The Financial Industry Regulatory Authority (“FINRA”) issued a Regulatory Notice on Friday, October 10, 2014, that was welcome news to financial industry whistleblowers, stating that companies must refrain from entering arbitration settlements with confidentiality provisions which fail to expressly authorize individuals to contact FINRA or other regulatory agencies to report wrongdoing, according to a Law360 report. Specifically, the FINRA Regulatory Notice states in its executive summary that “it is a violation of FINRA Rule 2010 (Standards of Commercial Honor and Principles of Trade) to include confidentiality provisions in settlement agreements or any other documents, including confidentiality stipulations made during a FINRA arbitration proceeding, that prohibit or restrict a customer or any other person from communicating with the Securities and Exchange Commission (SEC), FINRA, or any federal or state regulatory authority regarding a possible securities law violation.”

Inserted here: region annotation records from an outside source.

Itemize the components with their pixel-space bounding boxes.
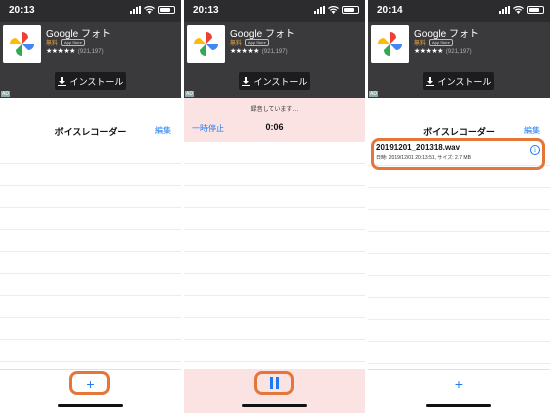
list-row (368, 320, 550, 342)
rating-stars: ★★★★★ (921,197) (414, 48, 472, 55)
list-row (0, 186, 181, 208)
wifi-icon (513, 6, 524, 14)
ad-choices-icon[interactable]: AD (1, 91, 10, 97)
wifi-icon (144, 6, 155, 14)
download-icon (241, 76, 250, 86)
battery-icon (158, 6, 175, 14)
rating-stars: ★★★★★ (921,197) (230, 48, 288, 55)
download-icon (425, 76, 434, 86)
edit-button[interactable]: 編集 (524, 125, 540, 136)
ad-price: 無料 (46, 41, 59, 47)
list-row (184, 340, 365, 362)
home-indicator (242, 404, 307, 407)
recordings-list (184, 142, 365, 362)
battery-icon (342, 6, 359, 14)
rating-stars: ★★★★★ (921,197) (46, 48, 104, 55)
google-photos-logo (3, 25, 41, 63)
list-row (368, 210, 550, 232)
status-bar: 20:14 (368, 0, 550, 22)
list-row (0, 252, 181, 274)
status-bar: 20:13 (0, 0, 181, 22)
edit-button[interactable]: 編集 (155, 125, 171, 136)
status-bar: 20:13 (184, 0, 365, 22)
google-photos-logo (187, 25, 225, 63)
ad-price: 無料 (414, 41, 427, 47)
screen-recording: 20:13 Google フォト 無料 App Store ★★★★★ (921,1… (184, 0, 365, 413)
list-row (184, 164, 365, 186)
list-row (368, 232, 550, 254)
install-label: インストール (69, 76, 124, 87)
bottom-toolbar: + (368, 369, 550, 413)
list-row (368, 342, 550, 364)
list-row (184, 318, 365, 340)
page-title: ボイスレコーダー (54, 127, 127, 137)
list-row (184, 252, 365, 274)
rating-count: (921,197) (77, 49, 104, 55)
list-row (0, 318, 181, 340)
install-button[interactable]: インストール (239, 72, 310, 90)
elapsed-time: 0:06 (265, 122, 284, 132)
recording-header: 録音しています… 一時停止 0:06 (184, 98, 365, 142)
list-row (0, 340, 181, 362)
list-row (0, 274, 181, 296)
recording-status-text: 録音しています… (250, 107, 299, 113)
screen-file-saved: 20:14 Google フォト 無料 App Store ★★★★★ (921,1… (368, 0, 550, 413)
list-row (368, 254, 550, 276)
highlight-new-file (371, 138, 545, 170)
ad-choices-icon[interactable]: AD (369, 91, 378, 97)
list-row (368, 298, 550, 320)
signal-icon (314, 6, 325, 14)
battery-icon (527, 6, 544, 14)
home-indicator (58, 404, 123, 407)
add-recording-button[interactable]: + (368, 377, 550, 391)
app-store-badge: App Store (429, 39, 453, 46)
list-row (368, 188, 550, 210)
list-row (184, 296, 365, 318)
ad-price: 無料 (230, 41, 243, 47)
signal-icon (130, 6, 141, 14)
rating-count: (921,197) (445, 49, 472, 55)
status-time: 20:13 (9, 5, 35, 16)
list-row (0, 208, 181, 230)
app-store-badge: App Store (61, 39, 85, 46)
highlight-pause-button (254, 371, 294, 395)
recordings-list (0, 142, 181, 362)
home-indicator (426, 404, 491, 407)
highlight-add-button (69, 371, 110, 395)
google-photos-logo (371, 25, 409, 63)
list-row (0, 142, 181, 164)
status-time: 20:14 (377, 5, 403, 16)
ad-choices-icon[interactable]: AD (185, 91, 194, 97)
install-label: インストール (437, 76, 492, 87)
list-row (184, 142, 365, 164)
ad-banner[interactable]: Google フォト 無料 App Store ★★★★★ (921,197) イン… (0, 22, 181, 98)
install-label: インストール (253, 76, 308, 87)
page-title: ボイスレコーダー (423, 127, 495, 137)
app-store-badge: App Store (245, 39, 269, 46)
install-button[interactable]: インストール (55, 72, 126, 90)
list-row (0, 230, 181, 252)
nav-bar: ボイスレコーダー 編集 (0, 120, 181, 142)
ad-banner[interactable]: Google フォト 無料 App Store ★★★★★ (921,197) イン… (184, 22, 365, 98)
list-row (368, 276, 550, 298)
list-row (0, 164, 181, 186)
signal-icon (499, 6, 510, 14)
status-time: 20:13 (193, 5, 219, 16)
list-row (184, 208, 365, 230)
list-row (184, 230, 365, 252)
rating-count: (921,197) (261, 49, 288, 55)
install-button[interactable]: インストール (423, 72, 494, 90)
list-row (184, 186, 365, 208)
ad-banner[interactable]: Google フォト 無料 App Store ★★★★★ (921,197) イン… (368, 22, 550, 98)
wifi-icon (328, 6, 339, 14)
list-row (0, 296, 181, 318)
list-row (184, 274, 365, 296)
recordings-list (368, 166, 550, 364)
screen-empty-list: 20:13 Google フォト 無料 App Store ★★★★★ (921,1… (0, 0, 181, 413)
download-icon (57, 76, 66, 86)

The rule is comparable to the Securities and Exchange Commission’s (“SEC’s”) rule prohibiting companies from impeding whistleblowers in providing information to the SEC, which provides that “No person may take any action to impede an individual from communicating directly with the Commission staff about a possible securities law violation, including enforcing, or threatening to enforce, a confidentiality agreement … with respect to such communications.“ Katz, Marshall & Banks partner David J. Marshall recently wrote about the SEC rule as part of his SEC Whistleblower Practice Guide. In it, Mr. Marshall described how companies often inserted confidentiality provisions into settlement and severance agreements ostensibly prohibiting whistleblowers from sharing information with any third party, in what could be construed as an attempt to chill SEC whistleblowers from reporting information regarding illegal activity to the government.
This troubling trend in settlement agreements prompted Mr. Marshall and his law partner, Debra S. Katz, to write a letter to SEC Commissioners in May 2013 detailing the issues created by these confidentiality provisions. Later, in March 2014, SEC Whistleblower Office Chief Sean McKessy stated that the SEC was on the lookout for such provisions: “[W]e are actively looking for examples of confidentiality agreements, separation agreements, employee agreements that … in substance say ‘as a prerequisite to get this benefit you agree you’re not coming to come to the commission or you’re not going to report anything to a regulator. And if we find that kind of language, not only are we going to go to the companies, we are going to go after the lawyers who drafted it. We have powers to eliminate the ability of lawyers to practice before the commission. That’s not an authority we invoke lightly, but we are actively looking for examples of that.”